Sur le divorce Polony – Caron

            Dans le microcosme télévisuel, il est une émission qui dure depuis plusieurs années, survivant aux changements de chroniqueurs vedettes (de Zemmour-Polac à Polony-Caron en passant par Zemmour-Naulleau et Polony-Pulvar). On peut critiquer On n’est pas couché (trop branché « divertissement », trop complaisant, pas assez profond) mais il faut lui reconnaître son caractère incontournable ; aucune autre émission ne réalise une telle audience, tout en proposant des interviews de personnalités politiques ou intellectuelles de premier plan, et ce sans tomber dans un « service de la soupe ». Cette exigence du débat contradictoire, on la doit aux chroniqueurs, justement, qui au-delà de leur non-qualification sur certains sujets (l’avis d’Éric Zemmour ou de Natacha Polony sur le dernier film de Patrice Leconte, on s’en tamponne un peu), de la caricature d’eux-mêmes que leur impose presque le numéro de duettistes orchestré par Laurent Ruquier, parviennent à vitaliser les discussions, à pousser les interviewés dans leurs retranchements et, reconnaissons-le, à offrir quelques beaux moments de télévisions à travers les désormais célèbres et nombreux clashs qui ont émaillé l’émission.

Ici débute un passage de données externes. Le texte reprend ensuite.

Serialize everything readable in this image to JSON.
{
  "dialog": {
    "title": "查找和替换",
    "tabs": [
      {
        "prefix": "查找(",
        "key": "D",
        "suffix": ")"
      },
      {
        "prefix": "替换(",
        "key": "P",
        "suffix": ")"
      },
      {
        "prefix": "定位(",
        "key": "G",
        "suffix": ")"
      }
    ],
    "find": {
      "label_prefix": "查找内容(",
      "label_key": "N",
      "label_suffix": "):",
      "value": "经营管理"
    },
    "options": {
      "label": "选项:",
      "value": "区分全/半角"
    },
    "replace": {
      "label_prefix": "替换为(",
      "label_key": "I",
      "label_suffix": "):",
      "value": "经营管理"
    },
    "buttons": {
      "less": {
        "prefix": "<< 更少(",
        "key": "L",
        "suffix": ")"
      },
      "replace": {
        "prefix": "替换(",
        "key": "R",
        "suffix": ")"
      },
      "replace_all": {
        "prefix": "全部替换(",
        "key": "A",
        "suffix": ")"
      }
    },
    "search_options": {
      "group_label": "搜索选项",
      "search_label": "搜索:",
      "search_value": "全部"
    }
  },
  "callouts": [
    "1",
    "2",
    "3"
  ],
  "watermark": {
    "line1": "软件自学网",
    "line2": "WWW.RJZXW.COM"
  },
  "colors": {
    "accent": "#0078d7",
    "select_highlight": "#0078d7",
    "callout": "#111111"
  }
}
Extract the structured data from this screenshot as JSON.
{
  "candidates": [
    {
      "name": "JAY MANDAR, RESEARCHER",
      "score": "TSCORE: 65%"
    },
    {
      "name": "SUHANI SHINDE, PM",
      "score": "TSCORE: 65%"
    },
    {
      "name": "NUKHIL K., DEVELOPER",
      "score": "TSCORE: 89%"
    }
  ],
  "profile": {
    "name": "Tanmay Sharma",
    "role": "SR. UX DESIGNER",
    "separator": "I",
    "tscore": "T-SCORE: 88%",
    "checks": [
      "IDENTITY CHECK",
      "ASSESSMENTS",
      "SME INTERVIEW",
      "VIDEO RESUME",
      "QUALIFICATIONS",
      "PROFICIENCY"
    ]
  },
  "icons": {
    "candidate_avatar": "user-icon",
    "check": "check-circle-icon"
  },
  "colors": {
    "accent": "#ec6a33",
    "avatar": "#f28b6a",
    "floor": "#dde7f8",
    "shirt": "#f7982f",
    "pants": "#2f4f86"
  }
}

            Il y a quelques semaines, on a cependant appris qu’une nouvelle restructuration allait avoir lieu au sein de l’émission, déclenchée par l’arrêt de la participation de Natacha Polony. Pour des raisons personnelles, selon elle, même si les rumeurs n’ont pas tardé à germer autour d’une mésentente, d’une incompatibilité d’humeur désormais devenue intenable entre elle et Aymeric Caron. Fait inédit dans l’histoire d’une émission qui avait pourtant pour habitude de faire cohabiter deux personnalités fortes et diamétralement opposées sur le plan des idées. Pour faire court, il y a toujours eu le rôle du réac’ un peu grognon (Zemmour puis Polony) et celui du progressiste de gauche (Naulleau, Pulvar puis Caron, Polac était un peu à part). Mais cette asymétrie idéologique était toujours contrebalancée par une complicité apparente, parfois jusque dans la manière de mener les interviews, comme c’était le cas avec Zemmour et Naulleau, s’y mettant souvent à deux pour « allumer » un invité, ce qui les a logiquement conduits à lancer leur propre émission, en duo. Point de cela entre Natacha Polony et Aymeric entre lesquels l’animosité est palpable à chacun des débats un tant soit peu tendus qui animent l’émission. Jusqu’à une rupture, donc.

            Quel sens donner à cette rupture ? Reprenons ici l’une des thèses avancées par Bruno Roger-Petit, journaliste et taulier d’une chronique sur Le Plus, l’extension numérique du Nouvel Obs’, dans un article sobrement intitulé « Clash Polony/Caron dans « On n’est pas couché » : symbole d’une télé pourrie par les réacs ». Résumons : pour BRP, la signification de cette incompatibilité entre les deux chroniqueurs tient en une explication psychologique et idéologique : Aymeric Caron ne peut plus souffrir de débattre avec Natacha Polony, en raisons de la pensée réactionnaire, ouvertement droitière et de la malhonnêteté intellectuelle de cette dernière (je cite : « Polony assène mais ne discute pas. Jamais. Elle est ontologiquement dans le vrai. »). Pour BRP, « débattre avec Natacha Polony est un exercice compliqué pour un(e) républicain(e) digne de ce nom. » On appréciera la légitimité de l’auteur qui se permet de décerner des certificats de bons républicains, sans justification aucune, sans expliquer ce qu’il entend par « républicain », mais bon… Pour ma part, si je voulais avoir recours aux mêmes méthodes, et sans aller jusqu’à une comparaison suggérée entre qui est un républicain et qui ne l’est pas, je dirais que j’ai toujours entendu Natacha Polony défendre sans ambiguité la fonction émancipatrice de l’école, la souveraineté de la nation et l’indivisibilité du corps social permise par le respect de la laïcité et que tout cela me semble appartenir de droit à un corpus d’idées des plus républicaines, mais passons, BRP a sans doute mieux digéré Claude Nicolet que moi et a su l’appliquer avec plus de pertinence à nos deux chroniqueurs préférés.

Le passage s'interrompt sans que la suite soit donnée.